Wirtschaftlich und militärisch sind die USA und China nun auf weiter Flur alleine an der Spitze. Die Frage, die sich stellt ist, wie die USA und China mit dieser Situation umgehen.


Für Zakaria gibt es diesbezüglich grosse Gefahren, aber auch grosse Chancen. Schwierig ist die Situaton auch deshalb, weil mit Xi Jinping ein ganz anderer Wind durch China weht, als dies noch mit Deng Xiaoping der Fall war.


Xi hat seine persönliche Macht massiv ausgebaut, er hat den Einfluss der kommunistischen Partei auf die Wirtschaft und die Gesellschaft verstärkt, den Informations- und Kapitalfluss extrem reguliert und er betreibt eine viel schärfere und offensiveri Aussenpolitik als noch sein Vorgänger.
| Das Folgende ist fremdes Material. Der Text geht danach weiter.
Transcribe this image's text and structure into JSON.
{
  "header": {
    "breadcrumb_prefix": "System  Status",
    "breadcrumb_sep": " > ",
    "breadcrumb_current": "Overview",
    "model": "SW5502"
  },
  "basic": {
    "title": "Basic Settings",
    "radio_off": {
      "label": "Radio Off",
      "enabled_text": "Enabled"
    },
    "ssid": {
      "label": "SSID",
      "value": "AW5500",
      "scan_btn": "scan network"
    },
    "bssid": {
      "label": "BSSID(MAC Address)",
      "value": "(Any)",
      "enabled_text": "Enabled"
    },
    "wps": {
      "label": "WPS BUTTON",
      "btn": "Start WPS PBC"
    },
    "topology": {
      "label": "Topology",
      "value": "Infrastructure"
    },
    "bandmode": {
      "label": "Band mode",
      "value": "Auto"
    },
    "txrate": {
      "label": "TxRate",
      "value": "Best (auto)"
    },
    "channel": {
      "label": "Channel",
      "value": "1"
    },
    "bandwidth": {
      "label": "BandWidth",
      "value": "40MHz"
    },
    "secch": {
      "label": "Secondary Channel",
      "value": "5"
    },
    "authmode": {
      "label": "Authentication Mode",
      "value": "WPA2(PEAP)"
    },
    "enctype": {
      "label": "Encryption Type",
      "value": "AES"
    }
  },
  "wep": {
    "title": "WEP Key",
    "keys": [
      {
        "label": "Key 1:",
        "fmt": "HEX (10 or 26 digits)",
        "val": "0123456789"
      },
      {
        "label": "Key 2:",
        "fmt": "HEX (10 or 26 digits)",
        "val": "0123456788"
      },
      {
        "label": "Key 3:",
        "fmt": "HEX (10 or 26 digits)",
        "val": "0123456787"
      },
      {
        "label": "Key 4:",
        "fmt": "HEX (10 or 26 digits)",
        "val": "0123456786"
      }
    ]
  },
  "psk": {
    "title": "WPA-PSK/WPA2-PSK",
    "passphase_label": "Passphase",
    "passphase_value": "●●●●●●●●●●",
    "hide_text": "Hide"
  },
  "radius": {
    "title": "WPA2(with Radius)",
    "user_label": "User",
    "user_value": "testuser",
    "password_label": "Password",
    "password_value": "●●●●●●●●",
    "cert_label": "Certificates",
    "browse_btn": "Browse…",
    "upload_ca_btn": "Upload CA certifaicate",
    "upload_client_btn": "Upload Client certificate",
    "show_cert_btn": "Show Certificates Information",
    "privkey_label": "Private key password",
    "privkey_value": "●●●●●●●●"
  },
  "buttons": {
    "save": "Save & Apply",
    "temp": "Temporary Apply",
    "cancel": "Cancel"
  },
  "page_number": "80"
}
Eine Tatsache, die wir uns kaum bewusst sind, ist die, das China in Asien immer stärker isoliert dasteht. China wird durch die anderen Länder als militärische Bedrohung wahrgenommen. Dies führt dazu, dass der militärische Einfluss der USA in Asien stark zunimmt. Sogar Vietnam hat nun mit den USA ein Militärbündnis gemacht.


Eine militärische Auseinandersetzung wäre aber eigentlich absurd. Doch wenn man die Geschichte der Menschheit anschaut, hat es schon manche absurde kriegerische Auseinandersetzung gegeben.


Die beiden Länder sind nämlich stark voneinander abhängig. Der Wert des täglichen Warenfluss zwischen den USA und China beträgt zwei Milliarden US Dollars. Zum Verglich: Der Warenfluss während der letzten bipolaren Zeit, dem Kalten Krieg, zwischen den USA und der Sowjetunion betrug nicht einmal zwei Milliarden pro Jahr!


Zakaria dazu: "Looking at the shape of international politics in the future, it’s clear – bipolarity is inevitable. A cold war is a choice”.


Also, es lohnt sich wirklich dieses Buch zu lesen. Sie brauchen aber eine gewisse Offenheit und die Bereitschaft die eigene Meinung zu hinterfragen oder zu revidieren. Es ist kein Buch für Leute, die sich ihre rechte oder linke politische Sicht durch den Starjournalisten Fareed Zakaria bestätigen lassen wollen. Es ist ein Buch für Menschen, die neugierig und lernbereit sind


Und, ja, die Dänen, die Neuseeländer oder Singapur haben die Pandemie bislang sehr gut bewältigt, während die USA weniger geschickt agiert haben. Aber dafür haben sie weder das Iphone, den PC, den Tesla, das Internet, künstliches Fleisch, 3D Ocean Farms etc erfunden.


Kurz: Alle Systeme haben Stärken und Schwächen. Ein ideologisch gefärbtes Schwarz-Weiss-Denken hilft uns aber definitiv nicht weiter, um kommende Herausforderungen zu meistern.


Schlussfolgerung: Das Buch "Ten lessons for a post pandemic world” von Fareed Zakaria ist defenitiv lesenswert!